Debt monetization is not the same thing as “printing money” but it has many of the same effects.
Debt monetization describes the process of turning U.S. Treasury debt and private corporate debt into money. Simply stated, this happens when the Fed buys Treasury and corporate debt on the open market.
When the Fed buys debt in the market its purchase increases the money supply.
During normal economic conditions the Fed will buy and sell debt to manage interest rates. When they buy debt and increase the money supply, interest rates should fall. Conversely, if the Fed sells debt, interest rates will rise.
The Fed may want to raise interest rates to keep the economy from overheating and it may want to lower rates to stimulate a sluggish economy.
During the credit crisis the Fed had had to buy an unprecedented amount of public and private debt to keep rates low. This process is sometimes referred to as quantitative easing and is ostensibly a temporary strategy that will be rolled back when the crisis eases. Eventually, the Fed would like to get the debt they hold back into the market, which theoretically would reduce the money supply by demonetizing the debt.
The Fed needs to buy this debt because the private money markets are unwilling or unable to do so in the quantities necessary at desired yield levels. Private companies have low value debt they need to get off their balance sheets and the U.S. government needs to have money to fund a budget that is in deficit. If the Fed did not buy the debt, yields would rise and it could significantly postpone economic recovery.
This presents a series of very unusual questions for investors. The Fed is essentially the largest market participant and they have clear stated objectives about where they want prices and yields to go. Should individual investors bet against the Fed? Is the Fed taking on too much risk? How do individual investors hedge this risk or take advantage of another potential bubble?
In the next article in this series I will discuss what the known risks of the Fed’s strategy are and some ideas individual investors can use if things don’t work out as planned. Ultimately, individual investors need to be flexible, educated and aware of what is going on around them. We can’t forecast the future but we can prepare to take advantage of market changes when they do happen.
In order to fully understand why debt monetization in its present scale is risky I think it is important to consider some of the specific strategies being used by the Fed. The similarities between those activities and some of the causes of the last asset bubble are interesting.

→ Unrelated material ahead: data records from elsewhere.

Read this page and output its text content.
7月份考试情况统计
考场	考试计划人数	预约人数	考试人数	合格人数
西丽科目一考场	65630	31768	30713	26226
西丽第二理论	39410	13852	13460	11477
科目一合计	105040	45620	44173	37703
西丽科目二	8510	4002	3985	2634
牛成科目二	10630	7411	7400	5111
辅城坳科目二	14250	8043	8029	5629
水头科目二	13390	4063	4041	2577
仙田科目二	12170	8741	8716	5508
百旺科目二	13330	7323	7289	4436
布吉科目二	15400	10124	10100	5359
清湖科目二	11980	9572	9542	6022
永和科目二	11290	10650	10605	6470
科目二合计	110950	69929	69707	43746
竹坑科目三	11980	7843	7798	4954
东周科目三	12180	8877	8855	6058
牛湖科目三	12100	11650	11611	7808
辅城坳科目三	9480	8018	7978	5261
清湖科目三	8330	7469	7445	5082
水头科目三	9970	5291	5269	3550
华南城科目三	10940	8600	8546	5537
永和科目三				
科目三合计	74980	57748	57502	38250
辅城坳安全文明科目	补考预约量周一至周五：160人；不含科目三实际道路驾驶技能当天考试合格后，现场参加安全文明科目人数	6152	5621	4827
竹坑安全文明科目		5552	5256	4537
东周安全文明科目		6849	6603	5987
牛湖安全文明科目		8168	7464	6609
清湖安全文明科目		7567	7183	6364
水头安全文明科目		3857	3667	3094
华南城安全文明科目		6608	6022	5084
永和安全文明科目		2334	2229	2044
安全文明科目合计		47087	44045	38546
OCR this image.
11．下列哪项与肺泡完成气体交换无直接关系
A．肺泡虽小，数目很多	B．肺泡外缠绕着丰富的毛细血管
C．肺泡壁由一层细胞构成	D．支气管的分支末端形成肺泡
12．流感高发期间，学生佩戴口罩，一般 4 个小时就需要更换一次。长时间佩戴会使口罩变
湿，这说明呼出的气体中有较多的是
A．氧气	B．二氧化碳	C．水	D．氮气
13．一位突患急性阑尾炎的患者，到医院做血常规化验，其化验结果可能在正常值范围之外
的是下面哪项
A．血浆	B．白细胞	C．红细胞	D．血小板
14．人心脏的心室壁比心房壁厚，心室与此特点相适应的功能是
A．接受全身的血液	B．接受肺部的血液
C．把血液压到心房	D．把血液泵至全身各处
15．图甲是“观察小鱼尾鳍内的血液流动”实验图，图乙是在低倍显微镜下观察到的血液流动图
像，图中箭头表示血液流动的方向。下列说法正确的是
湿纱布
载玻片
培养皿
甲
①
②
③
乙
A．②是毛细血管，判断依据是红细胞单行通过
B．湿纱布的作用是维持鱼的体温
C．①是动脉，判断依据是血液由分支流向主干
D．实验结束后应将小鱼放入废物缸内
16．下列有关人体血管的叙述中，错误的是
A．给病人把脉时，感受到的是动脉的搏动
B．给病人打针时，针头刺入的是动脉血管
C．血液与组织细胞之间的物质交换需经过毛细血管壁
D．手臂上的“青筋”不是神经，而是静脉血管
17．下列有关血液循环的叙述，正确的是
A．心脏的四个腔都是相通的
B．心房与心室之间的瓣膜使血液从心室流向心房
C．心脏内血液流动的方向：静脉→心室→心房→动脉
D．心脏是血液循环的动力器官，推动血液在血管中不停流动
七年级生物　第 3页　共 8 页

To see part one of this series, click here.
Video Analysis: Monetizing Debt – Part 2
I would suggest that the Fed has essentially done three things through a variety of new and expanded programs.
1. Through the Primary Dealer Credit Facility (PDCF) and other measures the Fed is now able to loan directly to a larger pool of borrowers.
2. Through the Term Asset-Backed Securities Loan Facility (TALF) and other measures the Fed can accept new forms of collateral (like mortgage backed securities).
3. Through a number of other changes the Fed has extended the time frame on lending facilities. Some of these time-frames have been shortened but not all.
These extraordinary measures are similar to the kinds of things happening during the housing bubble. Borrowers had to provide fewer and more flexible assets for collateral, terms were extended and requirements for eligible borrowers were relaxed.
These measures were all taken by the Fed to help ease the blocked credit markets. Theoretically they can be reversed (to a certain extent) once the credit markets start operating more “normally,” however, things may not go as hoped. Through these measures and the Fed’s large Treasuries purchases a debt bubble has been created.
In the case of the housing and mortgage market, these same strategies led to a bubble that popped and resulted in significant asset deflation. In this case, if the current Treasury debt bubble bursts, yields could rise dramatically because Treasury debt prices would fall.
Rising yields and accelerating inflation can be good for commodity investors but it is tough on a variety of other assets like stocks and bonds. Prudent investors should be diversified and thinking about the effect of these risks, should they materialize, on their portfolio.
It is important to understand that no one can tell the future. The Fed’s plans may turn out great. No one knows yet what will happen for sure. There is clearly an erosion of confidence in the Fed happening but that alone doesn’t guarantee a crash. The key is being prepared for either eventuality.